Wrestling fans rejoice


Morgan DouglasSports Editor

On Sept. 5, a sold out Now Arena just outside Chicago was packed with professional wrestling fans chanting ‘Yes! Yes! Yes!’ Somewhere, Vince McMahon was screaming ‘No! No! No!’ 

For the first time in over two decades, World Wrestling Entertainment (WWE) has actual competition in the form of All Elite Wrestling (AEW). 

AEW’s most recent pay-per-view, All Out from Sept. 5, saw the in-ring return of former WWE champion and UFC fighter CM Punk, seven years after he walked out of WWE due to frustrations with the company. 

All Out did the best buy pay-per-view buy rate in the company’s history, according to AEW President Tony Khan. 

In addition to Punk’s well-executed and exciting return match against up-and-comer Darby Allin, the show also saw the AEW debuts of several former WWE wrestlers.  

Ruby Soho (f.k.a. Ruby Riott) appeared during the women’s battle royal to bolster what has been an underwhelming women’s division to this point. 

The big fish to debut at All Out though were Adam Cole, the former face of WWE NXT, and Bryan Danielson (f.k.a. Daniel Bryan), founder of the ‘Yes Movement’, and dear to wrestling fans across the globe. 

When Danielson’s ‘Ride of the Valkyries’ entrance music hit, the crowd came unglued. They were throwing babies in the air. 

In one night, AEW debuted three of the top stars from WWE’s television over the past 10 plus years. It was basically the pro wrestling equivalent of LeBron James and Chris Bosh joining Dwyane Wade in Miami to play for the Heat, only AEW is based out of Jacksonville, Fl. 

Tony Khan is the son of Shahid Khan, billionaire owner of the Jacksonville Jaguars and the Fulham Football Club of the English Premier League. They have more money than the federal government, they know business, and love sport. 

Not since the days of the mid-to-late nighties when billionaire Ted Turner backed World Championship Wrestling (WCW) has McMahon, CEO and chairman of WWE, had actual competition in terms of star power, in-ring talent, and most importantly to him, television ratings. 

AEW’s follow-up to All Out was their weekly show, Dynamite, which airs Wednesday nights. Sept. 8’s episode of Dynamite drew 1.319 million viewers, according to Showbuzz Daily, ratings went up 25.98% from the previous week. 

Near as important nowadays are the ratings in the key demographic, ages 18-49. Sept. 8’s episode of Dynamite defeated WWE’s flagship program Monday Night Raw in the key demographic for the first time in history. 

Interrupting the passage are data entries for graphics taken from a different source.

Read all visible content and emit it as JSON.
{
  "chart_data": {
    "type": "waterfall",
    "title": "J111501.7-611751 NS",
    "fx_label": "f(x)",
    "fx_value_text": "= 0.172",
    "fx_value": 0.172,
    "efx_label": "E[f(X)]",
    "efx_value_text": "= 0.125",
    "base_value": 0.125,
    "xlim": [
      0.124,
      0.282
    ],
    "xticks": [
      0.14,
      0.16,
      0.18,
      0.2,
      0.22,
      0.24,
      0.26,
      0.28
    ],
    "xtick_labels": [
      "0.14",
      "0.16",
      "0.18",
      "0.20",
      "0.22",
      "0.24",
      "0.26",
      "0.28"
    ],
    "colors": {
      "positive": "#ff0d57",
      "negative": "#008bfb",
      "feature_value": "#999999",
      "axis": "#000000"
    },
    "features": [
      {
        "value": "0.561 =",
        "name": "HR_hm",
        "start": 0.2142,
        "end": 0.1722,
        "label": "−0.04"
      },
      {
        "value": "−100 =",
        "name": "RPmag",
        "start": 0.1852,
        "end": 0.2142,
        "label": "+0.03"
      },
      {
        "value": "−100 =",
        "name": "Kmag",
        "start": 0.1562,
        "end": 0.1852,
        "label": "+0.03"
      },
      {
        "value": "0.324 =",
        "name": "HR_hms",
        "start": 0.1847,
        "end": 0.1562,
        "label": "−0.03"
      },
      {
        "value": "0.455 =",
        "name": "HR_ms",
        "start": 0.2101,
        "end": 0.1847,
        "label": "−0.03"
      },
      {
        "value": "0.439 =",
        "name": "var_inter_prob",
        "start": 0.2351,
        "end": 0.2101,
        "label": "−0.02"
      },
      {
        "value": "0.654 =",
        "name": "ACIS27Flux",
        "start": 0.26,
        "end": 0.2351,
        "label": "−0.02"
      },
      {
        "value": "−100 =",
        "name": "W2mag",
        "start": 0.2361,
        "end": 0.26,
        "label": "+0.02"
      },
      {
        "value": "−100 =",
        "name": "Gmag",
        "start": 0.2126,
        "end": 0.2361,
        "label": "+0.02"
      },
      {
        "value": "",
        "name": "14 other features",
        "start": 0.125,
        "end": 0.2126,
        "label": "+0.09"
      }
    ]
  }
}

All of this is not to say WWE’s goose is cooked or anything like that. My expectations for AEW have been tempered ever since the first show they put on in May 2019, but for the first time, I can honestly and objectively say they have the momentum. 

WWE has been trimming their talent roster for years to save at the margins, and possibly gear up for a potential sale, but this is a story for another day. During the time, AEW has been Ellis Island for former WWE wrestlers. 

All those wrestlers to jump ship had not really moved the ratings needle though. But CM Punk and Bryan Danielson are major names in the world of pro wrestling, and with possibly more names to come, like Ric Flair, AEW has the chance to make a major leap forward while WWE ratings decline as they continue to run off viewers and wrestlers alike. 

WWE is on the verge of desperation trying to create new stars, and in the interim are using older guys like John Cena, Goldberg and Brock Lesnar to draw crowds and ratings. AEW is just buying up everyone else. McMahon may be a billionaire, but Khan can buy and sell him multiple times over. 

AEW is far from perfect, it should be said. In fact, it is often a poorly booked wrestling show, making little sense from week to week, in my opinion.  

Before Punk, Danielson and Cole showed up, AEW did not have anybody who could draw serious ratings or money consistently on a mainstream basis like The Rock or ‘Stone Cold’ Steve Austin. They did not have anyone who could draw money with paper and green crayons. 

Now is another chance for AEW, and the lifelong pro wrestling fan in me hopes they do not blow it like they have with almost everything else they have done. Still, it must be said, this is an exciting time to be a fan.